Trash night was instinct. Trash night was ours. Trash night with nothing we knew we owned. Trash night because. Fuck a sun. Trash night.

One time when I was eighteen, I was on the main drag downtown, pumping three bucks’ worth of gas into my little Honda Celica. This car full of boys my age was at the pump behind mine. I couldn’t help but notice them—they had their radio turned up too loud, all the windows were rolled down even though it was a hundred degrees out, and they were all laughing and pushing each other and making a big fun thing out of the nothing of getting gas. One of them came over to my car, a soaped up squeegee in hand, and immediately went to work on my windshield wipers. I played along, charmed, and drove away smiling. The next week I passed by the same corner and thought of them. But the memory dissolved in an instant because there they actually were, at the pump again, the same group of boys, the same pump. As I waited in traffic for the light to change, the windshield squeegeeing boy ran into the middle of the road toward my car, calling out, It’s fate!
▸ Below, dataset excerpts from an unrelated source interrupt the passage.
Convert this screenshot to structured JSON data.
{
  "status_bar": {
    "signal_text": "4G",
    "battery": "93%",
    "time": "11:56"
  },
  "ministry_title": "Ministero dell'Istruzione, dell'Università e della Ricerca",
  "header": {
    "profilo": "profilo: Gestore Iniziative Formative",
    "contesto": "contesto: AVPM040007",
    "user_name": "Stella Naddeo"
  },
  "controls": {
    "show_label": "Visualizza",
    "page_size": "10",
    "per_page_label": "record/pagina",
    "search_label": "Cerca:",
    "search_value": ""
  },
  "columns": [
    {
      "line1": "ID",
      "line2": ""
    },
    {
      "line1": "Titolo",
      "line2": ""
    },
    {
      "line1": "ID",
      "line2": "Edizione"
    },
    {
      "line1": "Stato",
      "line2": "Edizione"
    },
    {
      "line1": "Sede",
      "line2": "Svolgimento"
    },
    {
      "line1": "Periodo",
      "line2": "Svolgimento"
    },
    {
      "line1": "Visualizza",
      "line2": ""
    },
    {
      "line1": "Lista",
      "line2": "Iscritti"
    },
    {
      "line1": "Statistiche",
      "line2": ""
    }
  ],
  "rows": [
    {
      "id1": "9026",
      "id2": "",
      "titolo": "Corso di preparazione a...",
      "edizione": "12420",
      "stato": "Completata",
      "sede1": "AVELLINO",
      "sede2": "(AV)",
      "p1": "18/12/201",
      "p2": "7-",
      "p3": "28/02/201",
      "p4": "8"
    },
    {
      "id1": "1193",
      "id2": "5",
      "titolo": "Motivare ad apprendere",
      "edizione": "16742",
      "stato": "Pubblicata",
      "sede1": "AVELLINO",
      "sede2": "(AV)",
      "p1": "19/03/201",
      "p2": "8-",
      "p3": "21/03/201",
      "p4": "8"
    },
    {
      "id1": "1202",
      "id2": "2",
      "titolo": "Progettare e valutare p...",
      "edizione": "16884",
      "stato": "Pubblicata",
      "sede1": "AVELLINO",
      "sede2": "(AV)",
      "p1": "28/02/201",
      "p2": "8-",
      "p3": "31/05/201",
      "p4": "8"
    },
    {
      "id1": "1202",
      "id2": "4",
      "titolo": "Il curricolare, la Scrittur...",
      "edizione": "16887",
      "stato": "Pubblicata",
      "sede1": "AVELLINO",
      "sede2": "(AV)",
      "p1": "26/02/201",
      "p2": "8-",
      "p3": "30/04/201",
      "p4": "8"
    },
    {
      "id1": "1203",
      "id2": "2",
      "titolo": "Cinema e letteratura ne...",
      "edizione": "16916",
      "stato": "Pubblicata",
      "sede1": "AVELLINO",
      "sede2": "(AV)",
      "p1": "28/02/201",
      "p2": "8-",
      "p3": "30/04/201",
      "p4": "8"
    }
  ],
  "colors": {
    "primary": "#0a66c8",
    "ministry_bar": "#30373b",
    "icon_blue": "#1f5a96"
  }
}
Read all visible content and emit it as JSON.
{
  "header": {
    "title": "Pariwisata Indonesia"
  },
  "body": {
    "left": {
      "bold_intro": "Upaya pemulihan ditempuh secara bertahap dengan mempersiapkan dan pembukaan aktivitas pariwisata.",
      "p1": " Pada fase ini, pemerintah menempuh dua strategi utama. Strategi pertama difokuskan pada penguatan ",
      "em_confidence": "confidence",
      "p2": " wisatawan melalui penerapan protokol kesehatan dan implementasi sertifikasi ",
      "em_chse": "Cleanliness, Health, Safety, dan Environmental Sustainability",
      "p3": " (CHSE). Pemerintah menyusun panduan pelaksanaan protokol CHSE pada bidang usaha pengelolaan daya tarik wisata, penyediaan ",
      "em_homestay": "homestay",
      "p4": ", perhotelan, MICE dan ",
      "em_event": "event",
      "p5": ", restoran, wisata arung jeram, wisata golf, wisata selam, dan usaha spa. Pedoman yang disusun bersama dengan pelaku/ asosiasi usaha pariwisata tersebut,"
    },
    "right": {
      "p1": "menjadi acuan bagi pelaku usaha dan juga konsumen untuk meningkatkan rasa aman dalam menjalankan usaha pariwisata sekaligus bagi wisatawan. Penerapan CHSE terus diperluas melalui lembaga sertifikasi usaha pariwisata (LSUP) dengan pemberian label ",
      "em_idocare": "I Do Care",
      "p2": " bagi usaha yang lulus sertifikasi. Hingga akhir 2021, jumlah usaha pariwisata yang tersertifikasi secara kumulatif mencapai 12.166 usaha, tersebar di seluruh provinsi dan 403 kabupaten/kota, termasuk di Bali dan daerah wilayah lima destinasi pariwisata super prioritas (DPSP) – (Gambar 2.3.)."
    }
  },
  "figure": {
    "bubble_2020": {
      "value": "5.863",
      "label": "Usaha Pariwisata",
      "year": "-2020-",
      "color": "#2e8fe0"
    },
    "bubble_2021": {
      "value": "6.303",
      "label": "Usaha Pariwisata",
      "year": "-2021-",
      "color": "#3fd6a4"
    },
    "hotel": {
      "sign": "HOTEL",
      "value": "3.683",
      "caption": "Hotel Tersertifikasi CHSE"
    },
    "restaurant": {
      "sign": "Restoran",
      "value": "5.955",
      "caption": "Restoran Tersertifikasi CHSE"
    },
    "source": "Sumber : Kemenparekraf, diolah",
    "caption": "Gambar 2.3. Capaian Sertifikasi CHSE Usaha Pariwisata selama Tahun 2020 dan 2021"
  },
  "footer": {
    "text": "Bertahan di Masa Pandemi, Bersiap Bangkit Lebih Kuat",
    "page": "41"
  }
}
It’s fate! You never know, he could be right. I handed him a pen and he wrote his number on my arm. The next day I drove out to see him in Cherry Valley, forty miles in the wrong direction, in the middle of goddamn nowhere. That evening, we went out with his best friend, a boy who was soon to leave for the military. They bought me into their plans that night to do what they always did, something it seemed they were already nostalgic for because this might be the last time they ever got to do it. They wouldn’t tell me what it was, but I could tell it was something raucous yet solemn, fucked up, yet sweet. At around midnight, we climbed into the back of his friend’s van and hit the streets.

A piercingly beautiful story by Tyler Barton captures all the magic of that night. My memory of it all dissolved when I read Barton’s story because, for an instant, there they actually were, the same group of boys doing the same exact thing. Barton is a superb writer, one of my favorites, and ‘Late Teens on Trash Night’ is one of his finest pieces of work.